THE RISE OF HISTORICAL CRITICISM
4. CHAPTER IV (continued)

But while he rejected pure necessitarianism in its crude form as essentially a reductio ad absurdum of life, he was fully conscious of the fact that the will is not a mysterious and ultimate unit of force beyond which we cannot go and whose special characteristic is inconsistency, but a certain creative attitude of the mind which is, from the first, continually influenced by habits, education and circumstance; so absolutely modifiable, in a word, that the good and the bad man alike seem to lose the power of free will; for the one is morally unable to sin, the other physically incapacitated for reformation.
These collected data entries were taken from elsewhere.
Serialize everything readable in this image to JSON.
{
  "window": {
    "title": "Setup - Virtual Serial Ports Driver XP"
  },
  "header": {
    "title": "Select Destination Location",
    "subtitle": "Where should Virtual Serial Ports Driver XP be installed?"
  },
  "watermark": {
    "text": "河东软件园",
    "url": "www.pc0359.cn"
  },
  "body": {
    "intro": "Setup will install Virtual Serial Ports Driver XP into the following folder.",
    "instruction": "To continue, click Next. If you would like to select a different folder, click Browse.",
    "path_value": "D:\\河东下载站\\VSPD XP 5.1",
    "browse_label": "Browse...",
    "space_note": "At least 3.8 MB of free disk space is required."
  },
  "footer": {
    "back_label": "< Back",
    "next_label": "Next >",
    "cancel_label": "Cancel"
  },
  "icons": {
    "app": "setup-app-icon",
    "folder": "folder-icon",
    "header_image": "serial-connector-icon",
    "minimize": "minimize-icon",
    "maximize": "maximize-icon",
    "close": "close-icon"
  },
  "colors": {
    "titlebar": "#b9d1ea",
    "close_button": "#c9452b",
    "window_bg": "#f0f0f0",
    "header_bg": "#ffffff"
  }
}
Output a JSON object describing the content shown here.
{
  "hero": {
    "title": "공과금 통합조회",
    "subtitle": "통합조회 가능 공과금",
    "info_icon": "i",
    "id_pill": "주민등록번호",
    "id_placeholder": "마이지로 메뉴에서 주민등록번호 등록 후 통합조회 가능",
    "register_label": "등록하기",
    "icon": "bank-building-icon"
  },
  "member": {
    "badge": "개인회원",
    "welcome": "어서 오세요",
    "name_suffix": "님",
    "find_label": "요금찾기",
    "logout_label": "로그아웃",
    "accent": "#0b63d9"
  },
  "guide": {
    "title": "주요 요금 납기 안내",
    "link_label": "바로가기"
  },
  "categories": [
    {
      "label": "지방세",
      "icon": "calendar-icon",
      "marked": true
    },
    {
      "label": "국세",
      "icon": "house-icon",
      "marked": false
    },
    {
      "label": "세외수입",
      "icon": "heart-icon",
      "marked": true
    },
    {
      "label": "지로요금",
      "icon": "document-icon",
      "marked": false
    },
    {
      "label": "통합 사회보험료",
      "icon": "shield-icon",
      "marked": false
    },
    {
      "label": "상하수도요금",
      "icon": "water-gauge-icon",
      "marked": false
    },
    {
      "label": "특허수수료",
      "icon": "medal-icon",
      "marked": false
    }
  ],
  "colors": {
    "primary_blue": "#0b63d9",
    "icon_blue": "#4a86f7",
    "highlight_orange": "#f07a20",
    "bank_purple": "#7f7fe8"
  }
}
And of the influence of climate and temperature in forming the nature of man (a conception perhaps pressed too far in modern days when the 'race theory' is supposed to be a sufficient explanation of the Hindoo, and the latitude and longitude of a country the best guide to its morals(6)) Aristotle is completely unaware. I do not allude to such smaller points as the oligarchical tendencies of a horse-breeding country and the democratic influence of the proximity of the sea (important though they are for the consideration of Greek history), but rather to those wider views in the seventh book of his Politics, where he attributes the happy union in the Greek character of intellectual attainments with the spirit of progress to the temperate climate they enjoyed, and points out how the extreme cold of the north dulls the mental faculties of its inhabitants and renders them incapable of social organisation or extended empire; while to the enervating heat of eastern countries was due that want of spirit and bravery which then, as now, was the characteristic of the population in that quarter of the globe.

Thucydides has shown the causal connection between political revolutions and the fertility of the soil, but goes a step farther and points out the psychological influences on a people's character exercised by the various extremes of climate - in both cases the first appearance of a most valuable form of historical criticism.

To the development of Dialectic, as to God, intervals of time are of no account. From Plato and Aristotle we pass direct to Polybius.